ARTIST Kevin Gates
ALBUM Stranger Than Fiction
LABEL Bread Winners Association
RELEASE DATE 17.7.2013
8.6 | 10
You ain’t got to have a pussy to be a hoe. A hoe is somebody that wants attention from another man. You got a lot of hoes with dicks out here, ya know. – “Die Bout It”
Baton Rouge rapper Kevin Gates has quickly climbed the hip-hop ladder to become one of the most promising young rappers today. With Stranger Than Fiction, Gates does nothing to slow his roll. If anything, Fiction is going to find Gates spitting his ferocious bars to a larger audience.
That Gates’ has been able to get this far is a testament to his drive and focus. He’s been at the rap game for 7 years now, releasing a steady stream of mixtapes over the years.
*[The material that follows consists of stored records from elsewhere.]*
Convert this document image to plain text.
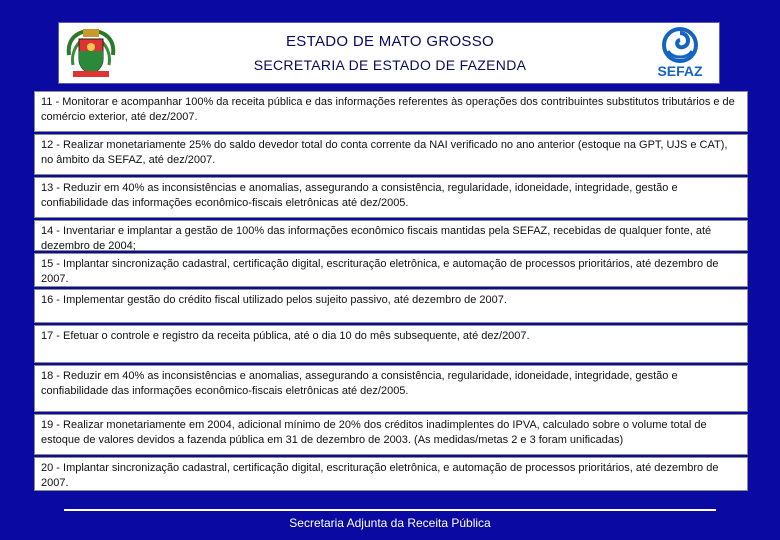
ESTADO DE MATO GROSSO
SECRETARIA DE ESTADO DE FAZENDA	SEFAZ
11 - Monitorar e acompanhar 100% da receita pública e das informações referentes às operações dos contribuintes substitutos tributários e de comércio exterior, até dez/2007.
12 - Realizar monetariamente 25% do saldo devedor total do conta corrente da NAI verificado no ano anterior (estoque na GPT, UJS e CAT), no âmbito da SEFAZ, até dez/2007.
13 - Reduzir em 40% as inconsistências e anomalias, assegurando a consistência, regularidade, idoneidade, integridade, gestão e confiabilidade das informações econômico-fiscais eletrônicas até dez/2005.
14 - Inventariar e implantar a gestão de 100% das informações econômico fiscais mantidas pela SEFAZ, recebidas de qualquer fonte, até dezembro de 2004;
15 - Implantar sincronização cadastral, certificação digital, escrituração eletrônica, e automação de processos prioritários, até dezembro de 2007.
16 - Implementar gestão do crédito fiscal utilizado pelos sujeito passivo, até dezembro de 2007.
17 - Efetuar o controle e registro da receita pública, até o dia 10 do mês subsequente, até dez/2007.
18 - Reduzir em 40% as inconsistências e anomalias, assegurando a consistência, regularidade, idoneidade, integridade, gestão e confiabilidade das informações econômico-fiscais eletrônicas até dez/2005.
19 - Realizar monetariamente em 2004, adicional mínimo de 20% dos créditos inadimplentes do IPVA, calculado sobre o volume total de estoque de valores devidos a fazenda pública em 31 de dezembro de 2003. (As medidas/metas 2 e 3 foram unificadas)
20 - Implantar sincronização cadastral, certificação digital, escrituração eletrônica, e automação de processos prioritários, até dezembro de 2007.
Secretaria Adjunta da Receita Pública
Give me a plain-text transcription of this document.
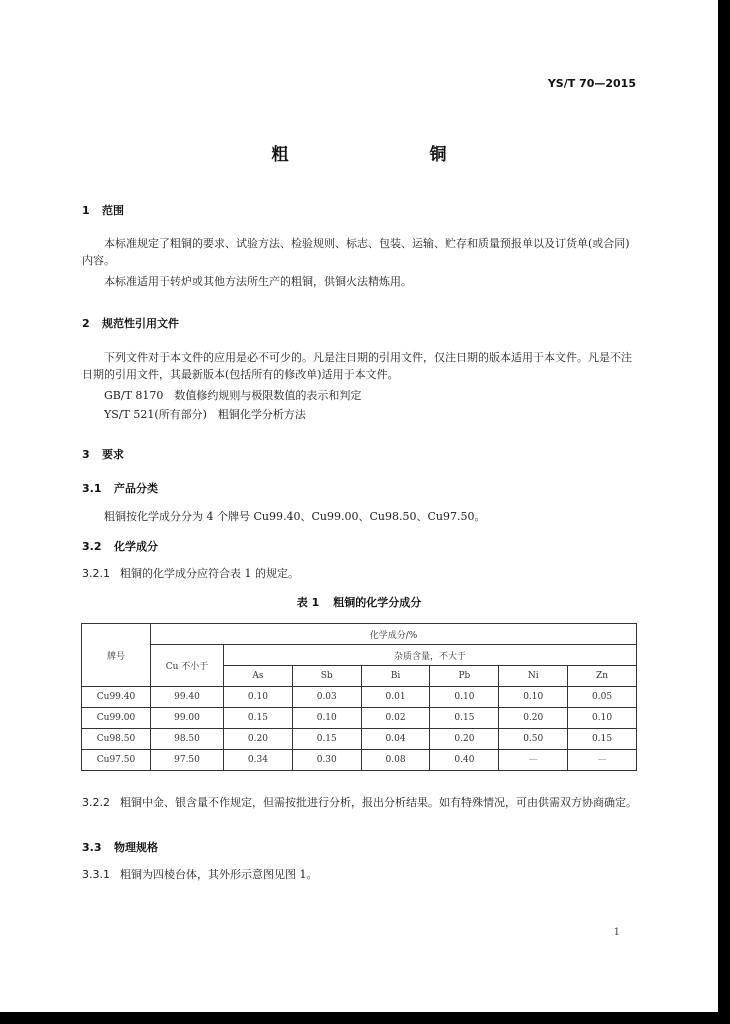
YS/T 70—2015
粗　铜
1 范围
本标准规定了粗铜的要求、试验方法、检验规则、标志、包装、运输、贮存和质量预报单以及订货单(或合同)内容。
本标准适用于转炉或其他方法所生产的粗铜，供铜火法精炼用。
2 规范性引用文件
下列文件对于本文件的应用是必不可少的。凡是注日期的引用文件，仅注日期的版本适用于本文件。凡是不注日期的引用文件，其最新版本(包括所有的修改单)适用于本文件。
GB/T 8170　数值修约规则与极限数值的表示和判定
YS/T 521(所有部分)　粗铜化学分析方法
3 要求
3.1 产品分类
粗铜按化学成分分为 4 个牌号 Cu99.40、Cu99.00、Cu98.50、Cu97.50。
3.2 化学成分
3.2.1 粗铜的化学成分应符合表 1 的规定。
表 1 粗铜的化学分成分
牌号	化学成分/%						
	Cu 不小于	杂质含量，不大于					
		As	Sb	Bi	Pb	Ni	Zn
Cu99.40	99.40	0.10	0.03	0.01	0.10	0.10	0.05
Cu99.00	99.00	0.15	0.10	0.02	0.15	0.20	0.10
Cu98.50	98.50	0.20	0.15	0.04	0.20	0.50	0.15
Cu97.50	97.50	0.34	0.30	0.08	0.40	—	—
3.2.2 粗铜中金、银含量不作规定，但需按批进行分析，报出分析结果。如有特殊情况，可由供需双方协商确定。
3.3 物理规格
3.3.1 粗铜为四棱台体，其外形示意图见图 1。
1
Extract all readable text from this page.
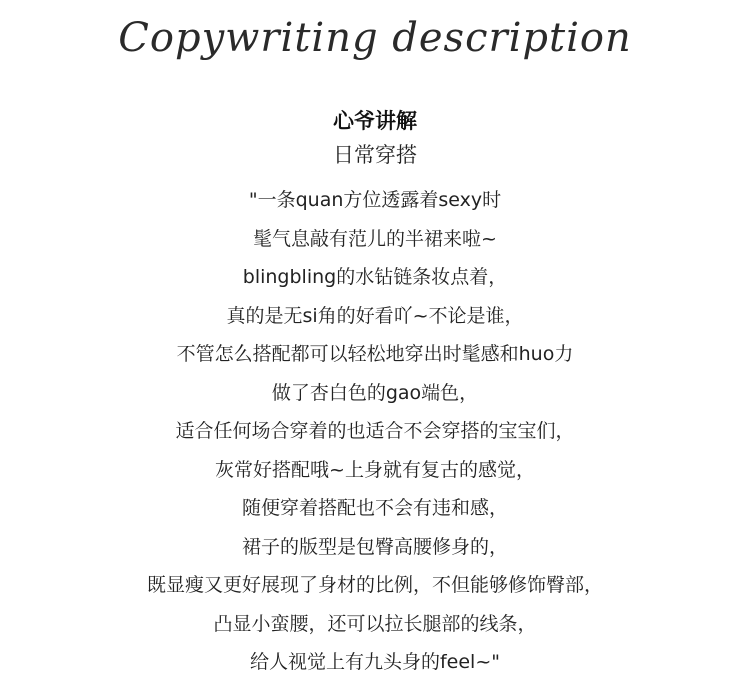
Copywriting description
心爷讲解
日常穿搭
"一条quan方位透露着sexy时
髦气息敲有范儿的半裙来啦~
blingbling的水钻链条妆点着，
真的是无si角的好看吖~不论是谁，
不管怎么搭配都可以轻松地穿出时髦感和huo力
做了杏白色的gao端色，
适合任何场合穿着的也适合不会穿搭的宝宝们，
灰常好搭配哦~上身就有复古的感觉，
随便穿着搭配也不会有违和感，
裙子的版型是包臀高腰修身的，
既显瘦又更好展现了身材的比例，不但能够修饰臀部，
凸显小蛮腰，还可以拉长腿部的线条，
给人视觉上有九头身的feel~"
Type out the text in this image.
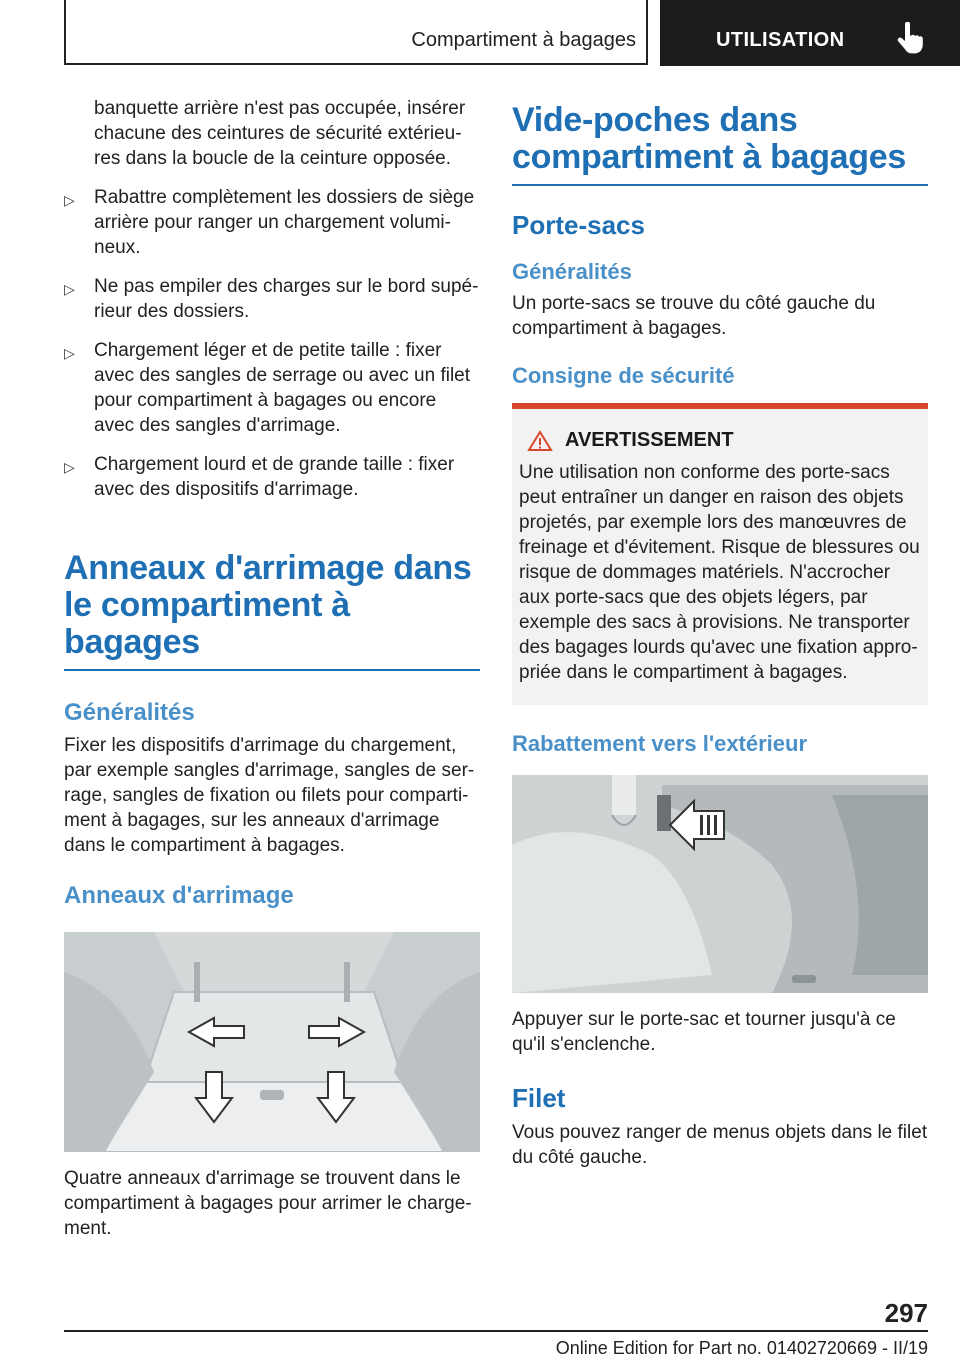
Compartiment à bagages	UTILISATION

banquette arrière n'est pas occupée, insérer chacune des ceintures de sécurité extérieu-res dans la boucle de la ceinture opposée.

▷ Rabattre complètement les dossiers de siège arrière pour ranger un chargement volumi-neux.
▷ Ne pas empiler des charges sur le bord supé-rieur des dossiers.
▷ Chargement léger et de petite taille : fixer avec des sangles de serrage ou avec un filet pour compartiment à bagages ou encore avec des sangles d'arrimage.
▷ Chargement lourd et de grande taille : fixer avec des dispositifs d'arrimage.
Anneaux d'arrimage dans le compartiment à bagages
Généralités

Fixer les dispositifs d'arrimage du chargement, par exemple sangles d'arrimage, sangles de ser-rage, sangles de fixation ou filets pour comparti-ment à bagages, sur les anneaux d'arrimage dans le compartiment à bagages.

Anneaux d'arrimage

Quatre anneaux d'arrimage se trouvent dans le compartiment à bagages pour arrimer le charge-ment.

Vide-poches dans compartiment à bagages
Porte-sacs
Généralités

Un porte-sacs se trouve du côté gauche du compartiment à bagages.

Consigne de sécurité
AVERTISSEMENT

Une utilisation non conforme des porte-sacs peut entraîner un danger en raison des objets projetés, par exemple lors des manœuvres de freinage et d'évitement. Risque de blessures ou risque de dommages matériels. N'accrocher aux porte-sacs que des objets légers, par exemple des sacs à provisions. Ne transporter des bagages lourds qu'avec une fixation appro-priée dans le compartiment à bagages.

Rabattement vers l'extérieur

Appuyer sur le porte-sac et tourner jusqu'à ce qu'il s'enclenche.

Filet

Vous pouvez ranger de menus objets dans le filet du côté gauche.

297
Online Edition for Part no. 01402720669 - II/19
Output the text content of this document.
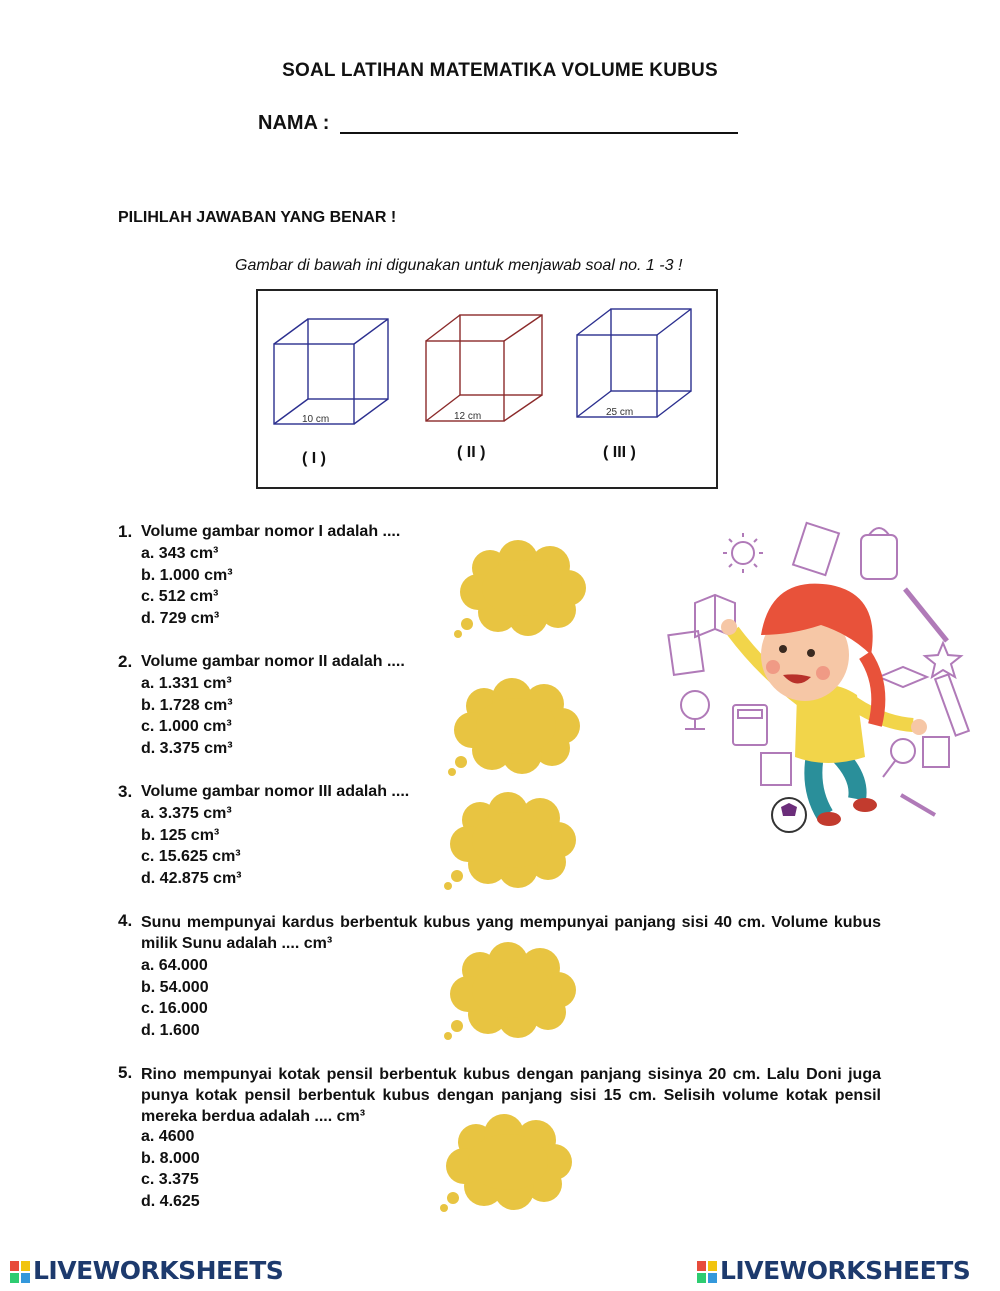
SOAL LATIHAN MATEMATIKA VOLUME KUBUS
NAMA :
PILIHLAH JAWABAN YANG BENAR !
Gambar di bawah ini digunakan untuk menjawab soal no. 1 -3 !
10 cm	12 cm	25 cm
( I )	( II )	( III )
1. Volume gambar nomor I adalah ....
a. 343 cm³
b. 1.000 cm³
c. 512 cm³
d. 729 cm³
2. Volume gambar nomor II adalah ....
a. 1.331 cm³
b. 1.728 cm³
c. 1.000 cm³
d. 3.375 cm³
3. Volume gambar nomor III adalah ....
a. 3.375 cm³
b. 125 cm³
c. 15.625 cm³
d. 42.875 cm³
4. Sunu mempunyai kardus berbentuk kubus yang mempunyai panjang sisi 40 cm. Volume kubus milik Sunu adalah .... cm³
a. 64.000
b. 54.000
c. 16.000
d. 1.600
5. Rino mempunyai kotak pensil berbentuk kubus dengan panjang sisinya 20 cm. Lalu Doni juga punya kotak pensil berbentuk kubus dengan panjang sisi 15 cm. Selisih volume kotak pensil mereka berdua adalah .... cm³
a. 4600
b. 8.000
c. 3.375
d. 4.625
LIVEWORKSHEETS	LIVEWORKSHEETS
After the success of his 2013 mixtape The Luca Brasi Story he signed a record deal with Atlantic Records, which for most under-the-radar rappers signals the end of their creative peak. Fortunately Gates doesn’t change one bit for his label, as Fiction finds Gates at his most confessional and emotive.
“4:30AM” served as the lead single of the album, and the song works as a microcosm of Fiction as a whole. While the rest of the world is either sleeping or coming down from a night of partying, Gates is “puking all of his insides” remembering a fatal shooting he’s tied to. While most rappers concern themselves with appearing “hard” or having “no worries,” Gates is comfortable showing himself to be as emotionally fucked up as the rest of us.
He is also able to balance the line between machismo rap and sincere pleas. On the Juicy J-assisted “Thinking With My Dick,” Gates raps about a woman who “ain’t too pretty in the face but she super thick. I’m just thinkin with my dick,” over a series of bleeps and bloops. It’s the closest thing 2013 has come to recreating the magic of “Bandz A Make Her Dance.” Elsewhere, Gates does more thinking with his other head, such as on the excellent “Smiling Faces.” The song is the type that Drake has spent his entire career trying to master. But where Drake loses credibility courtesy of his Degrassi days, Gates’ relatively unknown past adds a layer of menace to his lyrics. “Faces” is another track that has Gates expressing his vulnerability, where he raps “I need a woman to hold me, help me forget all my problems.” It’s a complete 180 from “Thinking With My Dick,” with Gates more than willing to let his woman be the one providing shelter and security. Later on in the song, he gives a nod to Drake when he raps, “It’s 5 AM in Toronto but she down here for college.” It’s right after that where Gates delivers perhaps his greatest moment on the album, as he furiously raps (shouts), “My anxiety be fucking with me. Every bitch I’m with find out I ain’t shit after three weeks of just fuckin’ with me.” By the time you finish listening to Fiction, it becomes apparent that the prospect of losing everything in the flash of an eye is one Gates has examined many times before. And it’s that fear that’s driven him to this point.
Throughout Stranger Than Fiction, Kevin Gates’ ability to create catchy, 3+ minute bursts of authentic hip-hop shows that the emcee is more than ready for his 15 minutes. Gates’ rasped vocals add grit to the record, while his ability to imbed rather nonconventional melodies to his music will no doubt serve him well as he looks at capturing the attention of a wider audience. One of the notable tracks that showcases those tendencies include “Die Bout It,” where Gates goes off for a solid 4 minutes, equally threatening and hypnotizing. It’s an incredible display of unbridled emotion, with every word a part of Gates’ healing process.
Kevin Gates, while a mainstay in Baton Rouge’s hip-hop scene, had for the first six or so years of his career remained a mystery to people outside of southeast Louisiana. Gates has been able to defy the odds and not only remain a fixture in the scene, but expanding his empire as well. While other regional rappers such as Lil Boosie and Lil Snupe have ended up incarcerated or the victims of gun violence, KG has stayed with us, now acting as a voice for those without one. Who would have thought a rapper from Baton Rouge could be hip-hop’s saving grace? It certainly is stranger than fiction.